Reintroducing the duplication is a way to “start fresh” and create a better abstraction instead and not to keep the duplication for ever.
In her words:
‘Once you completely remove the old abstraction you can start anew, re-isolating duplication and re-extracting abstractions.’
Not in that article but she said something in that line in her book. It is easier to promote code from a concrete class to an abstract one than the other way around. I like that, let’s say, methodical approach.
As always your insights are really helpful. Thanks for that Jason.
> Duplication is bad. In fact, duplication is one of the most dangerous mistakes in coding. Except in very minor cases, duplication is virtually always worth fixing
Without qualification (as you say about Sandi’s viewpoint), this take is pretty poor. Duplication is definitely not “virtually always worth fixing”
In most cases that I’ve seen, the problems always begin from over-DRYing code.
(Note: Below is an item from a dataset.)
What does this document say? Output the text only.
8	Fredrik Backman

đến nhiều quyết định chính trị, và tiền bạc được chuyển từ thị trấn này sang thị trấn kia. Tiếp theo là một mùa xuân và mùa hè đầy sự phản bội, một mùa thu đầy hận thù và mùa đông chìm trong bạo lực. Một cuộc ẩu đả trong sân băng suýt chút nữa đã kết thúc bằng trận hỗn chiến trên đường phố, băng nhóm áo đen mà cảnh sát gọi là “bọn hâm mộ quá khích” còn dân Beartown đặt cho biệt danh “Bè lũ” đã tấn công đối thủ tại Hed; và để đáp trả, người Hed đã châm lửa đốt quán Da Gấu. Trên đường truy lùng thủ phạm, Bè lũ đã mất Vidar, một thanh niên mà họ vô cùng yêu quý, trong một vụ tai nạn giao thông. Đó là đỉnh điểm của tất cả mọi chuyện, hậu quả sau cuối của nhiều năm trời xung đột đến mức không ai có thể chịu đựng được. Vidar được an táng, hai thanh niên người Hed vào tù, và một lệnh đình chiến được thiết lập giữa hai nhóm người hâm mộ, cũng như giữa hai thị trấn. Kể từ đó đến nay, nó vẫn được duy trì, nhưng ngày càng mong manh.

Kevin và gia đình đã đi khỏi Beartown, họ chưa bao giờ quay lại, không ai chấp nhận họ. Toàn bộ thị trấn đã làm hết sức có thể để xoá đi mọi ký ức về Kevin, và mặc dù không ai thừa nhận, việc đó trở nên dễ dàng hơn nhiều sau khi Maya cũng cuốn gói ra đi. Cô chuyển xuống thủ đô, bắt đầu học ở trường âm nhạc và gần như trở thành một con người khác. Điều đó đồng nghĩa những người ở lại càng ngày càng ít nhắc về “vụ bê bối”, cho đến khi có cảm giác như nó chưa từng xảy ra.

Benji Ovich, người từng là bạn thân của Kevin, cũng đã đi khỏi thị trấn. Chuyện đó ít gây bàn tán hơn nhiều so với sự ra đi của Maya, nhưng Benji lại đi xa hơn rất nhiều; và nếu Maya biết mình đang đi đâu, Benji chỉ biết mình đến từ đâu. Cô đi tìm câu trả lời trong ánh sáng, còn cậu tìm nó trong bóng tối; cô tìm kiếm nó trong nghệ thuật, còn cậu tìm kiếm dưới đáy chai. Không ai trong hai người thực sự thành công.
Then juniors come along and feel honor-bound, just like Sandi said, and, in 12-24 months, it’s completely incomprehensible.
Duplication is definitely not “virtually always worth fixing”
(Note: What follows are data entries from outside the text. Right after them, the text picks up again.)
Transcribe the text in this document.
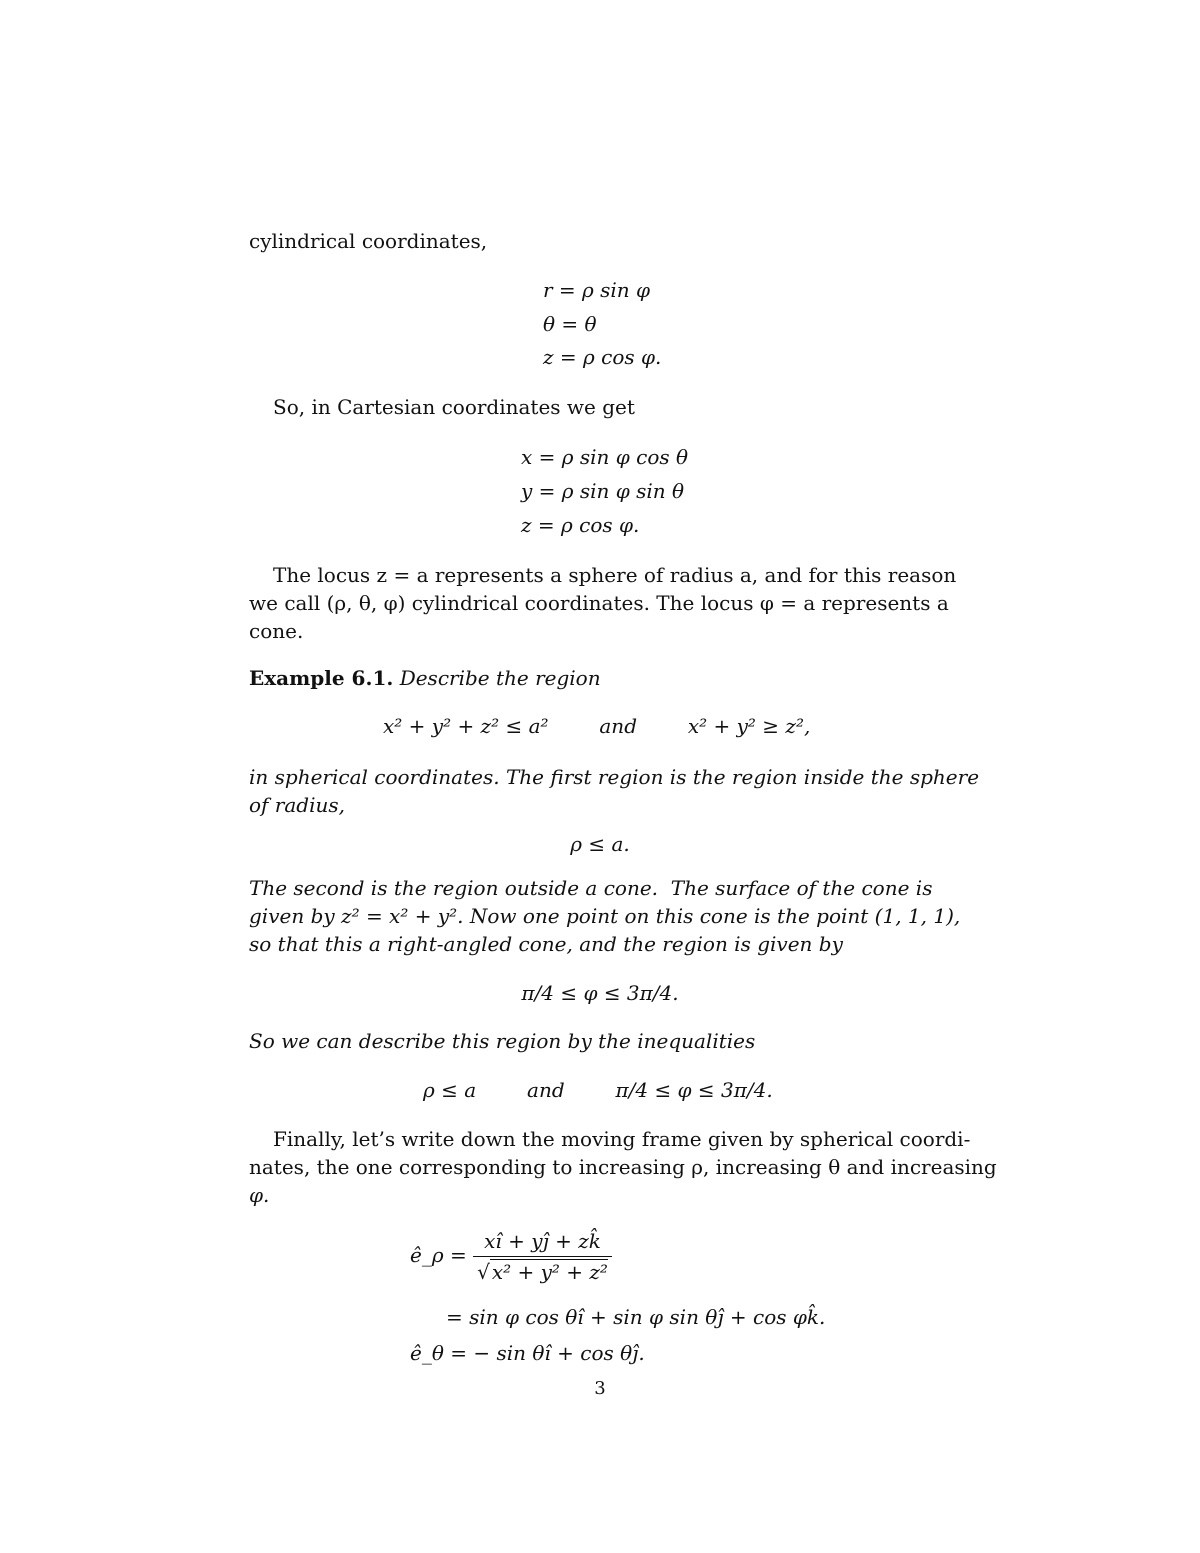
cylindrical coordinates,
r = ρ sin φ
θ = θ
z = ρ cos φ.
So, in Cartesian coordinates we get
x = ρ sin φ cos θ
y = ρ sin φ sin θ
z = ρ cos φ.
The locus z = a represents a sphere of radius a, and for this reason
we call (ρ, θ, φ) cylindrical coordinates. The locus φ = a represents a
cone.
Example 6.1. Describe the region
x² + y² + z² ≤ a²        and        x² + y² ≥ z²,
in spherical coordinates. The first region is the region inside the sphere
of radius,
ρ ≤ a.
The second is the region outside a cone.  The surface of the cone is
given by z² = x² + y². Now one point on this cone is the point (1, 1, 1),
so that this a right-angled cone, and the region is given by
π/4 ≤ φ ≤ 3π/4.
So we can describe this region by the inequalities
ρ ≤ a        and        π/4 ≤ φ ≤ 3π/4.
Finally, let’s write down the moving frame given by spherical coordi-
nates, the one corresponding to increasing ρ, increasing θ and increasing
φ.
ê_ρ = $\frac{xî + yĵ + zk̂}{\text{√ x² + y² + z²}}$
= sin φ cos θî + sin φ sin θĵ + cos φk̂.
ê_θ = − sin θî + cos θĵ.
3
To me that doesn’t sound like an argument against DRYing code, it sounds like an argument against over-DRYing code – which I would agree with.
3 copies and you refactor.
There are levels of DRY and most people imo misunderstand actual duplication. A is A. A is not Á.
Duplication has to be exact. Everything in a piece of code has to be the exact same for it to be a duplicate.
Getting out of an abstraction is harder than getting an abstraction right. It locks you in more than duplication.
This doesn’t make duplication correct in terms of DRY. I would suggest small abstractions that still leaves the door open for not utilising them.
A good example of this is a code base that enforces e.g a repository pattern or generic base classes. It’s too much abstraction and leaves the door closed on flexibility.
Abstractions should be done very very carefully.
The problem with all of this is that it’s hard to quantify poor code from developer to developer. It’s practically standard operating procedure for a programmer taking over an existing code base to say how crappy all the code is. Often, “crappy code” is code that the current developer doesn’t have the whole story or context on.
the DRY principle might be in some situations under double check, specially when we face it to other principles such as [The rule of three](https://en.wikipedia.org/wiki/Rule_of_three_(computer_programming)) and the *Duplication is far cheaper than the wrong abstraction* principle. Briefly said, *DRY* will require some kind of abstraction under which the duplication hides, and abstraction requires a certain level of accuracy and expertise so that it can handle the repeated cases without the need to handle missing ones with nasty conditions. There is no free lunch!